I was disappointed with what I wrote in part 3 in that I don’t feel I had space to flesh out the central argument I wanted to. I know, that sounds dry and stuffy, and going into detail over an argument (an argument in the sense of logic, not bickering) is kind of like aggressively pointing out the load-bearing beams of a beautiful building: drawing too much attention to the structure of an argument can draw attention away from the entire point of the argument. So I apologize to my readers for waxing perhaps too philosophical in this post.
Nevertheless, I do want to flesh out the logic of the argument I presented, if for no other reason than to share an argument that has caused me personally to rule out “Naturalism” as a legitimate way to think of the world around me.

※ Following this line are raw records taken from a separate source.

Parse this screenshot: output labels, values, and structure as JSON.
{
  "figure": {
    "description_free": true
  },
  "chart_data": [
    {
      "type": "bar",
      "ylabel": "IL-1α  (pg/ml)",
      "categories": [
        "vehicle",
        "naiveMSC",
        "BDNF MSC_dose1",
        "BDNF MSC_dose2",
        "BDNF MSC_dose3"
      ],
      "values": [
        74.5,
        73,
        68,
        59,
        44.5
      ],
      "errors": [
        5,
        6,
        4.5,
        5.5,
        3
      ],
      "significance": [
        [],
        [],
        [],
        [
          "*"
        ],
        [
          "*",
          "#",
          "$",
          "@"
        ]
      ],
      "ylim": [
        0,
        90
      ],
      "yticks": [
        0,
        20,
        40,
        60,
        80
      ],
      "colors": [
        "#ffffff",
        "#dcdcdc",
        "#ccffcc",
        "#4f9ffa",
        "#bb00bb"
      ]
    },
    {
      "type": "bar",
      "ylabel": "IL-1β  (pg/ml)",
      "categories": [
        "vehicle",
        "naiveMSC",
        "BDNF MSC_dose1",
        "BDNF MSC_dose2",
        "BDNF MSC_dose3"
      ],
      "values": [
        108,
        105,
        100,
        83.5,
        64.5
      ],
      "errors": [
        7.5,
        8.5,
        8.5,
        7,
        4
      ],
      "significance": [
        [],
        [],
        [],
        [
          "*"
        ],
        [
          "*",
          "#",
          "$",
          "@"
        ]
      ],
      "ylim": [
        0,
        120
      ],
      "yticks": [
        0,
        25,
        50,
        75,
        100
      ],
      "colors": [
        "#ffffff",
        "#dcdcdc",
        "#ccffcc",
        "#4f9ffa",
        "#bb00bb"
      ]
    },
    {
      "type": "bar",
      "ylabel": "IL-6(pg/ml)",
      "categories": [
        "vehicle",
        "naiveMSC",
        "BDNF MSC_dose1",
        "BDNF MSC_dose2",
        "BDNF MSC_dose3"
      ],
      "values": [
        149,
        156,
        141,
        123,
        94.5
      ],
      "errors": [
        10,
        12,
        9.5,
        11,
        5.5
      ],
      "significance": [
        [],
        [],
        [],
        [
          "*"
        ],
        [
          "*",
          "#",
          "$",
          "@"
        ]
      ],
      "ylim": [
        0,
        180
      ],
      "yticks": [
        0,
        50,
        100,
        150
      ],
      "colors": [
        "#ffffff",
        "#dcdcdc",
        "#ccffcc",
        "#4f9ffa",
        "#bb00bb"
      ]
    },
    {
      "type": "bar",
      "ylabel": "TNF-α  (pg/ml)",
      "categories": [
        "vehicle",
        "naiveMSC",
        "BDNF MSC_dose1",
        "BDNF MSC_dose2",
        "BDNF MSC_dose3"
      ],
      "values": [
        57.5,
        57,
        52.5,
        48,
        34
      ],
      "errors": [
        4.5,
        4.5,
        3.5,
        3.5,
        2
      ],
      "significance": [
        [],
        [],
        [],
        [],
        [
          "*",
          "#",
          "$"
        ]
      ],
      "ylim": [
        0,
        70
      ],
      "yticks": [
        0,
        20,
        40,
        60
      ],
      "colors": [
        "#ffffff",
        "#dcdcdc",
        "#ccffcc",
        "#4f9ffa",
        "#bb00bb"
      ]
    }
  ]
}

The force of this argument is to take one of the heartbeats of atheistic evolutionary thinking and consistently apply its own way of reasoning to itself. For if the universe consists in nothing but matter, and we are the product of blind chance molecules bumping into one another, then it follows that this longing for an alternate universe with no pain in it was also produced by these chance molecule encounters.
Consider your own creeds about human nature. Non-theistic evolutionary thinking feeds on a particular line of reasoning: survival and adaptation. The Darwinian imagination explains much of our nature as humans by thinking about how attribute x is useful for survival: “We walk upright because it helped us see predators in the bush”, “We developed big brains because that helped us survive and adapt”, etc. But when applying this reasoning to the problem of pain, I found those explanations which make atheism appealing end up undoing its appeal. For to be consistent, it also must conclude that the experience of human reasoning about suffering is there because it serves some adaptive purpose: either that, or it is an unfortunate by-product of some other useful evolutionary development, kind of like that unfortunate bit of "evolutionary residue" we all carry around: our appendix. In the latter case, wishing suffering wasn’t there is an unfortunate and useless quirk of human nature.
Either way, the naturalist must conclude this: nature produced in us a profound longing for a reality that does not exist. Useful or not, nature created a powerful urge for which there is no satisfaction in nature.